In football, you would say that the scale of the victory was largely due to the weakness of the opposition. You can still win handsomely by fielding a second string team if you are playing against amateurs who have spent more time at the local pub than on the training field. Boris Johnson’s large majority for the next parliament is not so much due to his sheer brilliance but Jeremy Corbyn’s lacklustre performances and outdated ideologies.
The result was never in doubt given the stubbornness of the English who are still convinced that life will be so much better outside the EU. Brexit will surely lead to more trains running on time, a better health service, and less knife attacks in the middle of the night. Leaving the EU will bring back jobs to Sunderland and Stoke, and give a semblance of security and belonging to all those who live in Huntingdon. If only.
We all know and have to accept that the UK will leave the EU in 2020. It might not be in January but will certainly take place early next year. The slim hopes of die-hard remainers that a second referendum might have overturned the result of the first, have all but disappeared. Boris Johnson has promised he will deliver Brexit, and deliver Brexit he will. But at what cost, and with what vision for the future?
If life really does start booming in Sunderland, I will eat my words and take my hat off to a politician who has succeeded where I thought he would fail. But, for the time being at least, giving someone like Boris Johnson so much leeway at such a critical time seems to be a dangerous game. The sort of game that American president Donald Trump enjoys and excels in.
The Daily Express says it all in its headline, “The British lion roars for Boris and Brexit.” Boris Johnson has been unleashed and allowed to run riot in a park where bored pensioners sitting on wet benches had attracted him in the first place.
Boris Johnson prides himself in saying that the UK is “the best democracy in the world.” But is it, if you consider that its referendums are flawed and constructive political opposition to a conservative government nonexistent? Democracy as a whole is only as strong as the sum of its parts, and in the UK there are plenty of parts that are missing or weak.
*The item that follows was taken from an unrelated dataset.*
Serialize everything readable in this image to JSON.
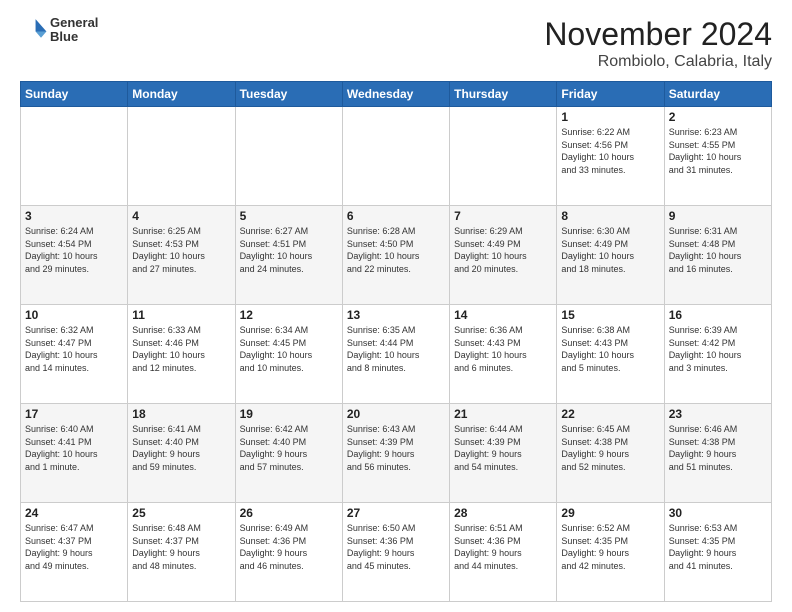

I suppose that we must all be thankful that the UK is now in a position to accept and implement the withdrawal deal and that the wranglings over Brexit will cease, at least in Westminster. But the thought that Boris Johnson can do as he pleases, as long as his conservative sheep follow him without so much as a mutter, is cause for concern. Amendments are likely to be proposed, and just as likely to be ignored. Rebels will refuse to speak out, too worried about losing their newly acquired seats in 5 years time.
There lies the problem, of course. Having had 3 general elections in 4 years, the UK is unlikely to see another one for the next five. By that time, Boris Johnson will have managed to instill his own brand of politics and transformed his country as he wishes. This is not only about the EU, but also about the UK.
In June 2016, I felt as though I had lost a friend. The UK was departing a union that I was part of. Now, I feel as though my friend is falling ill, victim to a virus full of nationalism, misplaced self-confidence, and egoism. It’s just as well that I’m outside the contamination zone and my Britishness is protected by a French passport.